The Risks of Unrecorded Easements - Hackstaff, Snow, Atkinson & Griess, LLC

The Risks of Unrecorded Easements

Unrecorded Easement

Does your driveway cross through someone else’s property? Or do you have a verbal agreement to access property that isn’t yours? In Colorado, if an easement has not been legally recorded, meaning it hasn’t been filed with the county clerk and recorder, its validity may depend on whether the property owner has notice of the easement, unless the easement was created by implication or prescription. Recording an easement makes it part of the public record, automatically providing constructive notice of the easement to third parties.

Below are some of the risks and potential repercussions for failing to record an easement.

Potential Loss of Rights

Colorado is a “Race-Notice” state, meaning that a later buyer of real estate can show a priority interest in a title dispute against an earlier buyer if the later buyer records their deed before the first buyer, they essentially win the “race to the courthouse” – so long as the later buyer is both a “bona fide purchaser” and is without notice of the earlier buyer’s claims. 

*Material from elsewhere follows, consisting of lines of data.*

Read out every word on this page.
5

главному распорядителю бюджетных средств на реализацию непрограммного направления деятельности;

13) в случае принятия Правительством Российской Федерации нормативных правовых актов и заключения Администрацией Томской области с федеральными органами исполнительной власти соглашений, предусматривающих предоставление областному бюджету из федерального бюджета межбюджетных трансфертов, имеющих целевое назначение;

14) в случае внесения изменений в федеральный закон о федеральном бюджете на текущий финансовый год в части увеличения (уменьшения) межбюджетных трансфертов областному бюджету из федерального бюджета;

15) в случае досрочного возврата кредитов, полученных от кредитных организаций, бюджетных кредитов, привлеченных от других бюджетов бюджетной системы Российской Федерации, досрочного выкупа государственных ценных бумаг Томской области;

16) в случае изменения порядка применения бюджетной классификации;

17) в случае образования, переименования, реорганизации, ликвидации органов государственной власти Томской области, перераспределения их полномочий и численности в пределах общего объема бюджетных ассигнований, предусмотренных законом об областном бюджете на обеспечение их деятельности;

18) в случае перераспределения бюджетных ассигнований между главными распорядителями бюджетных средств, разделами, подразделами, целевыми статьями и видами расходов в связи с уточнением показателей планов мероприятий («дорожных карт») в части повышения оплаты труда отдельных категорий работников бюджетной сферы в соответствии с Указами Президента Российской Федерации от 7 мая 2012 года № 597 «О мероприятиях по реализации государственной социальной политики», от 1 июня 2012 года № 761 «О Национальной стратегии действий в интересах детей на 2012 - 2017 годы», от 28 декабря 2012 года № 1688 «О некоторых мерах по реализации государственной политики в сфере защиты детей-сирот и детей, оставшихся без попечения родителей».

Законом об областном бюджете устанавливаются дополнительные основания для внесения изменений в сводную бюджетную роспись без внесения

The Race-Notice statute applies broadly to all agreements and instruments affecting title to real property, including easements, with narrow exceptions. Essentially, this means that if you have an unrecorded agreement to cross a neighbor’s land and that neighbor sells their property to someone who does not know that agreement exists, unless a narrow exception applies, the new owner may legally block your access and extinguish the easement.

Financing and Title Insurance Difficulties

Many lenders will not issue a mortgage on a “landlocked” property, to which an unrecorded easement is the only access. This is because the lender cannot guarantee legal access to the property, a significant hurdle for financing.

Additionally, title insurance companies rely heavily onpublic records when issuing insurance policies. Because unrecorded easement do not show up on the record and are often excluded from coverage, unless an exception is removed or the policy holder gets additional endorsements, they are frequently not insured. If a dispute arises later, you maynot have insurance protection to fight it.

“Notice” Exception – When Unrecorded Prevails

In some instances, there is an exception that will allow an unrecorded easement to stand, if the new owner has “actual” or “constructive” notice. An “active” notice is direct, personal knowledge of an easement, such as the seller informing the buyer that a neighbor has a right to use a path or driveway or a signed easement agreement between two parties.

A “constructive” notice is when an easement is so physically obvious, such as a paved driveway or visible utility lines, that any reasonable person is expected to have asked about the incursion. For example, if a buyer sees a road crossing the property they’re purchasing, they are considered legally “on notice” to investigate the access even if it’s not recorded. Recording an easement also constitutes constructive notice.

Constructive notice creates a duty to investigate, whereas actual notice confirms direct awareness.

Costly Legal Battles

If a property owner decides to challenge an unrecorded easement, the person using the easement may be required to appear in court to defend their access and establish the existence of the easement, usually under more difficult legal theories to prove. Examples include:

  • Easement by Necessity: The user must prove the land is not accessible by any other means.
  • Prescriptive Easement: Someone can legally use another’s land (like a path or driveway) without permission if the use is open, notorious, continuous, and adverse (without owner consent) for a full 18 years. A prescriptive easement grants nonpossessory right of way, not ownership.
  • Easement by Prior Use: The user must prove the land was once one parcel and the use was intended to be permanent.

These court cases are often very expensive, often costing tens of thousands of dollars in legal fees.

Permissive Use vs. Permanent Rights

Unrecorded easements are often considered “handshake” deals, and may be legally classified as a license instead of an easement. Colorado generally allows for licenses to be revocable at any time by the landowner. This means that if someone spent money to build a driveway across a neighbor’s property based on a verbal agreement, the driveway builder could lose that investment if the neighboring property owner properly revokes the license.

Bottom Line: An Unrecorded Easement is Ultimately not a Guarantee

Whether you’re the property owner allowing unrecorded access to your property, or you’re accessing your own property via an unrecorded easement  agreement, there are risks involved for both parties.